I think this subject should be revisted for both companies towards the end of the year when there's been ample time for bug fixes and speed boosts. Also 3Dmark should be removed from the testing since basically every company optimizes their pre-launch hardware for the best out of the gate performance in Bungholiomarks, so it's the worst test for improvements. A better test would be to take a tough new title(s), or lesser benchmarked but still popular (thus driver team attention worthy) titles that would not be the focus of early optimizations but could potentially improve with succesive drivers. I would suggest if this were done again around Xmas or the new year, compare the 8.7 Catalyst and launch Forceware to those shipping then in games like Warhead, FartCry2, Fallout3, Call of Duty WAW, etc to see what the updated drivers do to game that weren't around long before the launch of the hardware. Assasin's Creed is the only newish title in this review, and even then the biggest interest there is a non-driver issue but the SP1-DX10.1 issue.

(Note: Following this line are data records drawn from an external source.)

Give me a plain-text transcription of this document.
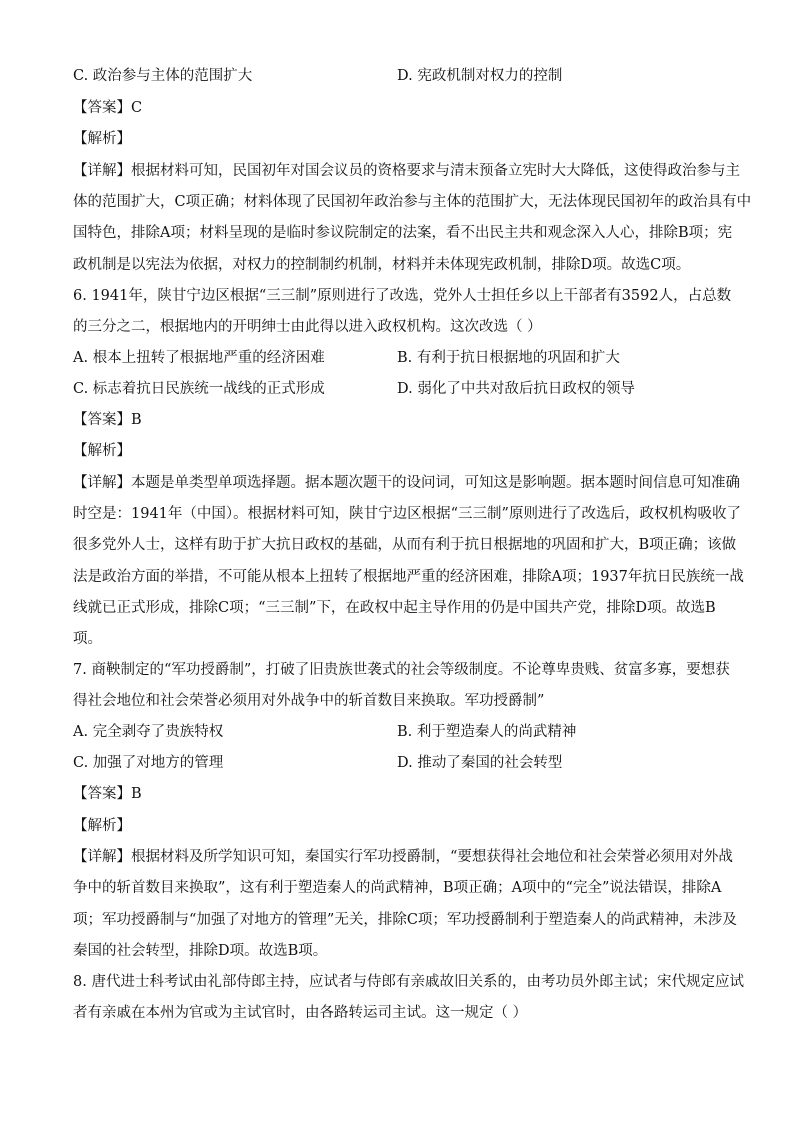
C. 政治参与主体的范围扩大	D. 宪政机制对权力的控制
【答案】C
【解析】
【详解】根据材料可知，民国初年对国会议员的资格要求与清末预备立宪时大大降低，这使得政治参与主
体的范围扩大，C项正确；材料体现了民国初年政治参与主体的范围扩大，无法体现民国初年的政治具有中
国特色，排除A项；材料呈现的是临时参议院制定的法案，看不出民主共和观念深入人心，排除B项；宪
政机制是以宪法为依据，对权力的控制制约机制，材料并未体现宪政机制，排除D项。故选C项。
6. 1941年，陕甘宁边区根据“三三制”原则进行了改选，党外人士担任乡以上干部者有3592人，占总数
的三分之二，根据地内的开明绅士由此得以进入政权机构。这次改选（ ）
A. 根本上扭转了根据地严重的经济困难	B. 有利于抗日根据地的巩固和扩大
C. 标志着抗日民族统一战线的正式形成	D. 弱化了中共对敌后抗日政权的领导
【答案】B
【解析】
【详解】本题是单类型单项选择题。据本题次题干的设问词，可知这是影响题。据本题时间信息可知准确
时空是：1941年（中国）。根据材料可知，陕甘宁边区根据“三三制”原则进行了改选后，政权机构吸收了
很多党外人士，这样有助于扩大抗日政权的基础，从而有利于抗日根据地的巩固和扩大，B项正确；该做
法是政治方面的举措，不可能从根本上扭转了根据地严重的经济困难，排除A项；1937年抗日民族统一战
线就已正式形成，排除C项；“三三制”下，在政权中起主导作用的仍是中国共产党，排除D项。故选B
项。
7. 商鞅制定的“军功授爵制”，打破了旧贵族世袭式的社会等级制度。不论尊卑贵贱、贫富多寡，要想获
得社会地位和社会荣誉必须用对外战争中的斩首数目来换取。军功授爵制”
A. 完全剥夺了贵族特权	B. 利于塑造秦人的尚武精神
C. 加强了对地方的管理	D. 推动了秦国的社会转型
【答案】B
【解析】
【详解】根据材料及所学知识可知，秦国实行军功授爵制，“要想获得社会地位和社会荣誉必须用对外战
争中的斩首数目来换取”，这有利于塑造秦人的尚武精神，B项正确；A项中的“完全”说法错误，排除A
项；军功授爵制与“加强了对地方的管理”无关，排除C项；军功授爵制利于塑造秦人的尚武精神，未涉及
秦国的社会转型，排除D项。故选B项。
8. 唐代进士科考试由礼部侍郎主持，应试者与侍郎有亲戚故旧关系的，由考功员外郎主试；宋代规定应试
者有亲戚在本州为官或为主试官时，由各路转运司主试。这一规定（ ）
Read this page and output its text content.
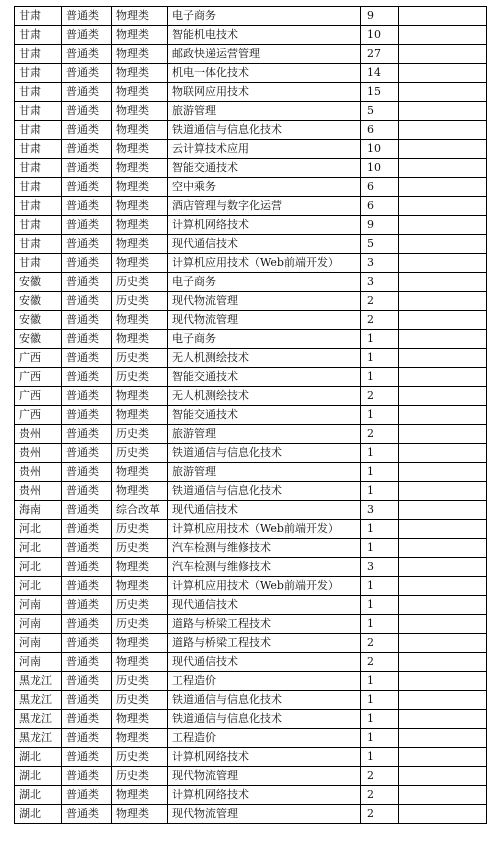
甘肃	普通类	物理类	电子商务	9	
甘肃	普通类	物理类	智能机电技术	10	
甘肃	普通类	物理类	邮政快递运营管理	27	
甘肃	普通类	物理类	机电一体化技术	14	
甘肃	普通类	物理类	物联网应用技术	15	
甘肃	普通类	物理类	旅游管理	5	
甘肃	普通类	物理类	铁道通信与信息化技术	6	
甘肃	普通类	物理类	云计算技术应用	10	
甘肃	普通类	物理类	智能交通技术	10	
甘肃	普通类	物理类	空中乘务	6	
甘肃	普通类	物理类	酒店管理与数字化运营	6	
甘肃	普通类	物理类	计算机网络技术	9	
甘肃	普通类	物理类	现代通信技术	5	
甘肃	普通类	物理类	计算机应用技术（Web前端开发）	3	
安徽	普通类	历史类	电子商务	3	
安徽	普通类	历史类	现代物流管理	2	
安徽	普通类	物理类	现代物流管理	2	
安徽	普通类	物理类	电子商务	1	
广西	普通类	历史类	无人机测绘技术	1	
广西	普通类	历史类	智能交通技术	1	
广西	普通类	物理类	无人机测绘技术	2	
广西	普通类	物理类	智能交通技术	1	
贵州	普通类	历史类	旅游管理	2	
贵州	普通类	历史类	铁道通信与信息化技术	1	
贵州	普通类	物理类	旅游管理	1	
贵州	普通类	物理类	铁道通信与信息化技术	1	
海南	普通类	综合改革	现代通信技术	3	
河北	普通类	历史类	计算机应用技术（Web前端开发）	1	
河北	普通类	历史类	汽车检测与维修技术	1	
河北	普通类	物理类	汽车检测与维修技术	3	
河北	普通类	物理类	计算机应用技术（Web前端开发）	1	
河南	普通类	历史类	现代通信技术	1	
河南	普通类	历史类	道路与桥梁工程技术	1	
河南	普通类	物理类	道路与桥梁工程技术	2	
河南	普通类	物理类	现代通信技术	2	
黑龙江	普通类	历史类	工程造价	1	
黑龙江	普通类	历史类	铁道通信与信息化技术	1	
黑龙江	普通类	物理类	铁道通信与信息化技术	1	
黑龙江	普通类	物理类	工程造价	1	
湖北	普通类	历史类	计算机网络技术	1	
湖北	普通类	历史类	现代物流管理	2	
湖北	普通类	物理类	计算机网络技术	2	
湖北	普通类	物理类	现代物流管理	2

As for the launch drivers, people shouldn't confuse drivers that launch with the cards, that have built-in tweaks specific to the hardware, to the generic version of the same driver out there for other hardware, they aren't the same.
Anyone who thinks drivers don't play a role obviously hasn't had much experience with the cards nor the history of these changes. The most important thing being, rarely do driver changes make a difference so close to launch. As in the G80 and R300 series, major driver improvements didn't come until many releases later in the 4-6 month range. Overall rarely will drivers have a major impact on games that are already performing ok without a noticeable issue, where driver improvements matter most is in places where something isn't quite acting the way it should or was expected to, that's where you will notice big jumps because either they fix a glitch or chane the way they do things to better address that case. All the major IHVs have examples of this, but they are the rare exception, not the rule where globally everything sees massive changes.
IMO, it's too early for this review and it seems to have come as a result of the tests of the Catalyst 8.9 drivers on the German website yesterday.